As the girl sat thus, she was staring, not at the coals, but into the dim past, yearning to recall some face, urging her torpid memory to send her even one sign. But, strive as she would, all that emerged from the veil which concealed those far-away days was a little painted toy! A wooden figure with a yellow turban, and a scarlet body covered with gold spots. She remembered it perfectly, her anguish when it had fallen overboard, and how she had wept. It was marvellous that such a paltry item should remain fixed in a child's brain, and that yet she could not recall the face of her parents. No, as far as they were concerned, her memory was a hopeless blank.

Her heart was full to bursting, her thoughts were moving and strange. At last she sprang up and began to pace the room, with subdued silken rustlings and a quick light tread.

Once she stood still and, stretching her arms to the irresponsive London fog, whispered in tones of the most exquisite tenderness, "Oh, mother, mother, mother!"

CHAPTER VI

The morning after this unusual conversation Verona awoke with the sensation that something extraordinary had happened; awoke to a vague sense of disaster—a loss of something out of her life, a loss of birthright and inheritance; and in spite of an imperious voice which clamoured in her ear of auntie's affection and indulgence, she was aware of a feeling of dissatisfaction and disquiet. Instead of rising as usual when her maid brought in her bath and tea, she lay for a long, long time, staring vacantly at the wallpaper and entertaining a succession of unfamiliar thoughts. She was endeavouring to become acquainted with the personal meaning of the strange words father, mother, brother, sister, and home.


There was a sudden improvement in the weather, a capricious change which flooded the city with sunshine; bright blue skies stared down upon the leafless parks and hinted at approaching Spring.

Madame de Godez, who was painfully sensitive to climate and constantly referred to herself as "a true child of the sun," now declared that she felt much better—almost well; and instead of cowering over the coals, with her head enveloped in a shawl, her feet encased in fur slippers, she roused up, made a toilet, ordered a carriage, and drove about to milliners, house agents and restaurants. "The child of the sun" was no longer a shivering, ailing old woman, but the bustling and jaunty Madame de Godez of former days. The transformation was astounding; she angrily refused to follow the doctor's orders, flouted the idea of a régime, and her appetite for the pleasures of the table and the pleasures of society was, if anything, keener than ever.

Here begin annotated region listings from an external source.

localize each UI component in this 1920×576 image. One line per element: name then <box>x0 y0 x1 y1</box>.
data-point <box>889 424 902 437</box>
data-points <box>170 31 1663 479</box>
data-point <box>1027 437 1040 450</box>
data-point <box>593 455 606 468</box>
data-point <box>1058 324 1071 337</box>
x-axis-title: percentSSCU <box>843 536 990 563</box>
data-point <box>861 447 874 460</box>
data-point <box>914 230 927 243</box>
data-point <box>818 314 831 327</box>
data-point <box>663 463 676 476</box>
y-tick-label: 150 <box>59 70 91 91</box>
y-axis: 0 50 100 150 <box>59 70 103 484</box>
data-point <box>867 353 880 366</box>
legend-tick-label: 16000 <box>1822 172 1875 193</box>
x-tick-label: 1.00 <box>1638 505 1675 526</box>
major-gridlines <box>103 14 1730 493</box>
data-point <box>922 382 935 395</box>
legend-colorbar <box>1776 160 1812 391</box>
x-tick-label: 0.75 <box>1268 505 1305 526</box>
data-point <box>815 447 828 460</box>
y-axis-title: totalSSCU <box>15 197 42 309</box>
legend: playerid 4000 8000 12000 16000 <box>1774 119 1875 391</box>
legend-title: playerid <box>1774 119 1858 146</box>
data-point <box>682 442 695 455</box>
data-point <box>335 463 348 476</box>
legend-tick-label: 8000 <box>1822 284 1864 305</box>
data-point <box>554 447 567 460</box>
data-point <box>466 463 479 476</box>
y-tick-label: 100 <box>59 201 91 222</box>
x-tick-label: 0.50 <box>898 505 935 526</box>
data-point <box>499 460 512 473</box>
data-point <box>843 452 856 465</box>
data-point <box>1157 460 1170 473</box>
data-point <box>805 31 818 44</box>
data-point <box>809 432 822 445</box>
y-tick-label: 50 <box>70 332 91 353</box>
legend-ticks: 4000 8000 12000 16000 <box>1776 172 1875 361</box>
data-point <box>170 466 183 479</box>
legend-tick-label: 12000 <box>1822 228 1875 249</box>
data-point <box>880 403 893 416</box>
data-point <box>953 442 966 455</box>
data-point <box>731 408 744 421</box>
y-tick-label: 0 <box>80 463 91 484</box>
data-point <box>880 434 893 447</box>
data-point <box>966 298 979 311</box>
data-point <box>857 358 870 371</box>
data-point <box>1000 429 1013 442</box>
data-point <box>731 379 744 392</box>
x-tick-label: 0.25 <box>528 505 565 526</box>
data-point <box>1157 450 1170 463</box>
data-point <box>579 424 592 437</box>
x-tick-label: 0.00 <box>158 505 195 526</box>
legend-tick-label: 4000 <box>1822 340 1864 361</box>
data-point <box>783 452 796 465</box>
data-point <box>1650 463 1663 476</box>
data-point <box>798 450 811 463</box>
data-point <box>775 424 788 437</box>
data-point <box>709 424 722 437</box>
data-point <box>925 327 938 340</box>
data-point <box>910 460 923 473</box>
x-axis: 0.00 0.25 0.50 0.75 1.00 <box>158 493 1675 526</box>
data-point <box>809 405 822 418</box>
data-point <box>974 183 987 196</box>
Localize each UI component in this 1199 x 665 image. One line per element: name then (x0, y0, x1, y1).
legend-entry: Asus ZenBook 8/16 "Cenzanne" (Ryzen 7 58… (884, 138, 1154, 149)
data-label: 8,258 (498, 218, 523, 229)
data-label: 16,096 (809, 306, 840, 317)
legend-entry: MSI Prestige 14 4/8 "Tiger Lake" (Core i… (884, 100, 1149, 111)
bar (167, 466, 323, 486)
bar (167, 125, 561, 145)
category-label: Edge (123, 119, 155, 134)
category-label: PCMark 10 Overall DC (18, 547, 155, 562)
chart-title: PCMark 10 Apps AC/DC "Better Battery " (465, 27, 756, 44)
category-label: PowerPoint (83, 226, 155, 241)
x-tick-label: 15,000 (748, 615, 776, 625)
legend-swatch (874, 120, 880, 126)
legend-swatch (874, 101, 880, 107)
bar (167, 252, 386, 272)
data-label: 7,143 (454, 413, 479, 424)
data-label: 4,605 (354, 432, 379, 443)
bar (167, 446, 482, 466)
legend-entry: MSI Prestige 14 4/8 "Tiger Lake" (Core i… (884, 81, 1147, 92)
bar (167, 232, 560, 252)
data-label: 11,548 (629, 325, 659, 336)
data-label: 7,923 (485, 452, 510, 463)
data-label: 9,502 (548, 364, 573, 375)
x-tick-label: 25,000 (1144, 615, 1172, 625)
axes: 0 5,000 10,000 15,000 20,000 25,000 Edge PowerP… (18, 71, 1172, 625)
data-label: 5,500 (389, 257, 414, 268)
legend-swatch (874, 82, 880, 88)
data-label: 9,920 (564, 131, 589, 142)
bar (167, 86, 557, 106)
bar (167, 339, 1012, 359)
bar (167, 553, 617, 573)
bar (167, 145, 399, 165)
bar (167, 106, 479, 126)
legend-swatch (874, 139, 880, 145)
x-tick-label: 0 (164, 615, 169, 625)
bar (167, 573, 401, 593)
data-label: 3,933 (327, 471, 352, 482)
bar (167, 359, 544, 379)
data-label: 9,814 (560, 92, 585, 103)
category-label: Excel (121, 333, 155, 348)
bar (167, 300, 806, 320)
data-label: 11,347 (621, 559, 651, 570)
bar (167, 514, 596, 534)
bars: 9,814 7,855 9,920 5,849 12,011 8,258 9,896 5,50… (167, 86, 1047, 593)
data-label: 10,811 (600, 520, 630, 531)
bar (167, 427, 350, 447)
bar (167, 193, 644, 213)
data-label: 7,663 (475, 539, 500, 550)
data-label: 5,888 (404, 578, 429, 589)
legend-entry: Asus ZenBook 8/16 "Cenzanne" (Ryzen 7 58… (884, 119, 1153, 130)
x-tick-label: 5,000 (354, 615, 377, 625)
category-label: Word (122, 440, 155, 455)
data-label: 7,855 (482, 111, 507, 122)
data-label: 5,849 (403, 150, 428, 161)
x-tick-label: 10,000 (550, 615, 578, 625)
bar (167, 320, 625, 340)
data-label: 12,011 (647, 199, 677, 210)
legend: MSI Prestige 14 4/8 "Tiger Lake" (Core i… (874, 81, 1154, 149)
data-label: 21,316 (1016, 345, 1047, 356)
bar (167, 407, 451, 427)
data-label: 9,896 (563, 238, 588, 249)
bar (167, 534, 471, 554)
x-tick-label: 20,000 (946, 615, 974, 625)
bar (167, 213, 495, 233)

The convalescent, in spite of eloquent expostulations, returned to her favourite menu of spiced meats, rich entrées, champagne, and caviare, and boastfully assured her adopted daughter that "she was the best judge of her own health. London doctors were quacks and alarmists, and all she required was a complete change; a couple of weeks at Brighton would transform her into another woman." Madame was self-willed and strong. For twenty-three years no one had ventured to oppose her, and for some little time her own prescription—to eat and drink and make merry—seemed unexpectedly efficacious.